A liberdade das asas

postado por Túlio Madson

Acordei e tinha asas, espremidas no quarto pequeno. Passo pela porta com alguma dificuldade, na varanda a vista me chama, o céu profundo, claro, quero mergulhar no oceano de luz, mas ter asas não significa que sei voar. Não se pode aprender a voar simplesmente voando. Vou para o telhado do prédio, abro as asas desajeitadas e caio desengonçado. Desaprendi também a andar. Não sei se voarei, mas de qualquer modo preciso ficar em pé. Penso no dilema do salto que me espreita: liberdade ou morte. Como saber a hora certa? É preciso um empurrão? Como saltar sem o trágico encontro ao chão? Sou mais livre com asas?
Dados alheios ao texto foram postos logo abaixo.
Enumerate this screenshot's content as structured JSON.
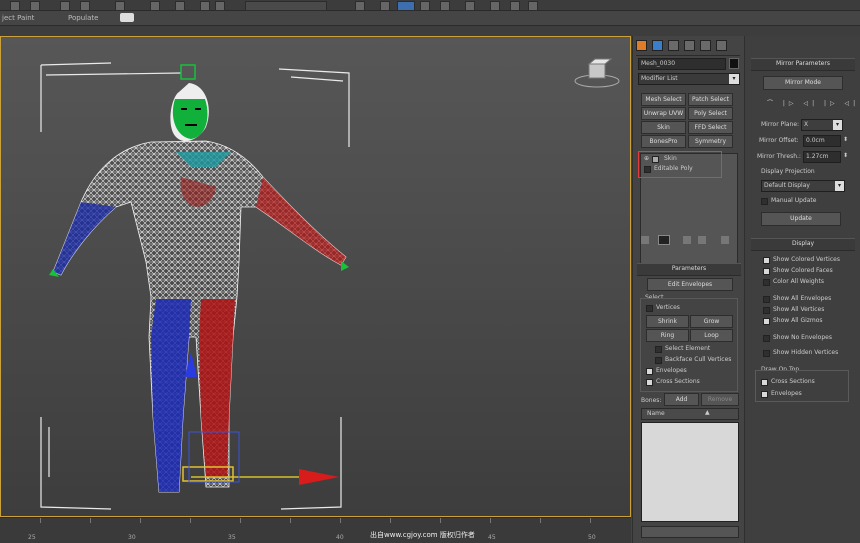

Ter liberdade não é o mesmo que ser livre. Voar exige disciplina, ser livre também. Com asas não posso mais andar como antes, não posso mais viver no mesmo espaço, nem ficar tão próximo. Tenho a possibilidade de voar na medida em que me são tiradas outras possibilidades. Tenho inclusive a possibilidade de não voar. Para que servem asas que não voam? Não escolhi ter asas, por isso posso também ignorá-las. Sonhava em voar quando não as tinha por que pensei que nunca as teria. Mas agora que as tenho é diferente, queria quando não podia, mas agora que posso, posso também não querer. Sou livre na medida em que mantenho as possibilidades. Ser livre é poder agir de outro modo.

Voar é um ato de coragem, mas ser livre é aceitar apenas quando convém. Por isso recusar o voo também exige coragem. Toda nova decisão é corajosa, aceitar ou recusar por comodidade é acovardar-se. Se quero voar tenho que ter a disciplina de dominar o voo, se não quero tenho que disciplinar meu caminhar com asas. De todo modo serei diferente, na novidade do céu ou na familiaridade da terra. Foi quando a chuva fechou o céu e inundou a terra. Coberto pelas asas impermeáveis aprendi a lição, nem toda escolha é binária, a dualidade também nos aprisiona, ser livre não é apenas aceitar ou recusar possibilidades dadas, também é preciso coragem para buscar novas possibilidades.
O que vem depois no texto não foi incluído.